Judas used a kiss to betray Jesus because Jesus had the ability to change shape, according to a newly deciphered Egyptian text, dating back almost 1,200 years

Shapeshifter Jesus had dinner with Pilate before crucifixion: Ancient Egyptian text

Judas used a kiss to betray Jesus because Jesus had the ability to change shape, according to a newly deciphered Egyptian text, dating back almost 1,200 years

The text also puts the day of the arrest of Jesus on Tuesday evening rather than Thursday evening, something that contravenes the Easter timeline, the Fox News reported

Written in the Coptic language, the ancient text further claimed that Pontius Pilate, the judge who authorised Jesus’ crucifixion, had dinner with Jesus before his crucifixion and offered to sacrifice his own son in the place of Jesus.

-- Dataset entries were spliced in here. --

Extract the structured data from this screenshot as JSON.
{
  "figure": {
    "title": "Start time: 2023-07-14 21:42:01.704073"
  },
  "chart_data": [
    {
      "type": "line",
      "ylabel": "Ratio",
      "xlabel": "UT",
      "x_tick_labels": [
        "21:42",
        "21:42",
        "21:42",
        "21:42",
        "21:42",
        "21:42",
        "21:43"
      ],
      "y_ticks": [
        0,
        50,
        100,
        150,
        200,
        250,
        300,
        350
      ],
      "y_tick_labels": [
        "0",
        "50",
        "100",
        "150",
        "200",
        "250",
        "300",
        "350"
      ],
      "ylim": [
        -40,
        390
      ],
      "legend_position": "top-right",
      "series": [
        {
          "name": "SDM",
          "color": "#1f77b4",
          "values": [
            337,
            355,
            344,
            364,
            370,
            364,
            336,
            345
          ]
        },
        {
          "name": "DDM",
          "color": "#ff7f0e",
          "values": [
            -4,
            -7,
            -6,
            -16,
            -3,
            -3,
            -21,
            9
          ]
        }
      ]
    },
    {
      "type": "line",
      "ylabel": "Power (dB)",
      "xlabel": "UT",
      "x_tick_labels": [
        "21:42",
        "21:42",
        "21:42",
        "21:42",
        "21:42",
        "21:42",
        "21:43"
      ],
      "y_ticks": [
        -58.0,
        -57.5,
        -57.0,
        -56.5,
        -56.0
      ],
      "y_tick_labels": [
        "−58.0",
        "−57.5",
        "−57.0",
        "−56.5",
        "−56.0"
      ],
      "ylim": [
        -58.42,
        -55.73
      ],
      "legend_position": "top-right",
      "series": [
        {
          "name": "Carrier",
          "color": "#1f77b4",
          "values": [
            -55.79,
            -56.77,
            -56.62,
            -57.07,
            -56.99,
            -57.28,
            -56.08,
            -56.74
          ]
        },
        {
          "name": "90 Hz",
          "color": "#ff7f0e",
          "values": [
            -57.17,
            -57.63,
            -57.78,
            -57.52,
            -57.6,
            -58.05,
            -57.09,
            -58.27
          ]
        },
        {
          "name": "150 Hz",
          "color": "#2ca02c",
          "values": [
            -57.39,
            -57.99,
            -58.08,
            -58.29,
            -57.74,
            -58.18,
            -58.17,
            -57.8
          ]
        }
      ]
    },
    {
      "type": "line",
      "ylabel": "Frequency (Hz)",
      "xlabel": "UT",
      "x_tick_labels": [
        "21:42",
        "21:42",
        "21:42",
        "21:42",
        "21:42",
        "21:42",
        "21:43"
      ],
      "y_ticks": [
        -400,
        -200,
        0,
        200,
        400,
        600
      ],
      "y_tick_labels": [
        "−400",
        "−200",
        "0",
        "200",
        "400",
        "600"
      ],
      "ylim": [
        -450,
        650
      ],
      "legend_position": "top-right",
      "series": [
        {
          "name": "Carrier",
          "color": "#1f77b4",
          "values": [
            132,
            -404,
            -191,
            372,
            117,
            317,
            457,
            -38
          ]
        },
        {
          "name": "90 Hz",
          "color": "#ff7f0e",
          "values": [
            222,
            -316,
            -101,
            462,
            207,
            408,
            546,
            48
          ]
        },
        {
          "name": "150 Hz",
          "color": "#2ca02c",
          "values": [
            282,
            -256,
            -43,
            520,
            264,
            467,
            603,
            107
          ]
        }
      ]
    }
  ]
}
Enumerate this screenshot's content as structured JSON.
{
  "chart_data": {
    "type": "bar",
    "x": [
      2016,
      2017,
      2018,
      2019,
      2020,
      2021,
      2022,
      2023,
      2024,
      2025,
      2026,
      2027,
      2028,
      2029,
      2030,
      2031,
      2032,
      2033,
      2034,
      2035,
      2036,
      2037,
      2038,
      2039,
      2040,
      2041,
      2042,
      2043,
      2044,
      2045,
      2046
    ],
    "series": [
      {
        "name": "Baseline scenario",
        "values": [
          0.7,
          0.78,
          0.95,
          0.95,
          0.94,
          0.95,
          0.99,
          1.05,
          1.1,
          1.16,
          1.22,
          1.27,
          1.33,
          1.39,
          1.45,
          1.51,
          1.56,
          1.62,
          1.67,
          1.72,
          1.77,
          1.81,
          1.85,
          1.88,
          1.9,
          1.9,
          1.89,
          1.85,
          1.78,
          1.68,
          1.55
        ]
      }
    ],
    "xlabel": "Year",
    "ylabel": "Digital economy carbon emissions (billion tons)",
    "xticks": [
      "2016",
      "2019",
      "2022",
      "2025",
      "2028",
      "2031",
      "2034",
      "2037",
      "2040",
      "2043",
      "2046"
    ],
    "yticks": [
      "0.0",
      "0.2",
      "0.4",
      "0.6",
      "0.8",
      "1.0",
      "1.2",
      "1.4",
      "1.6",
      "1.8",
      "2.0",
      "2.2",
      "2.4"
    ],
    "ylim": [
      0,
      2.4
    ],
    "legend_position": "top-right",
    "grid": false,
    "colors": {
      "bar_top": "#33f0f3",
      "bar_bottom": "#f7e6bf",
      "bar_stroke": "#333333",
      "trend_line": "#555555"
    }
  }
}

Roelof van den Broek, of Utrecht University in the Netherlands, who published the translation of the text in the book “Pseudo-Cyril of Jerusalem on the Life and the Passion of Christ” (Brill, 2013) said that the discovery of the text doesn’t mean these events happened, but rather that some people living at the time appear to have believed in them

Copies of the text are found in two manuscripts, one in the Morgan Library and Museum in New York City and the other at the Museum of the University of Pennsylvania. Most of the translation comes from the New York text, because the relevant text in the Pennsylvania manuscript is mostly illegible

While apocryphal stories about Pilate are known from ancient times, van den Broek wrote in an email to LiveScience that he has never seen this one before, with Pilate offering to sacrifice his own son in the place of Jesus

The understanding of Judas’ kiss goes way back.

“This explanation of Judas’ kiss is first found in Origen [a theologian who lived A.D. 185-254],” van den Broek wrote

In his work, Contra Celsum Origen stated that “to those who saw him [Jesus] he did not appear alike to all.

The text is written in the name of St. Cyril of Jerusalem who lived during the fourth century.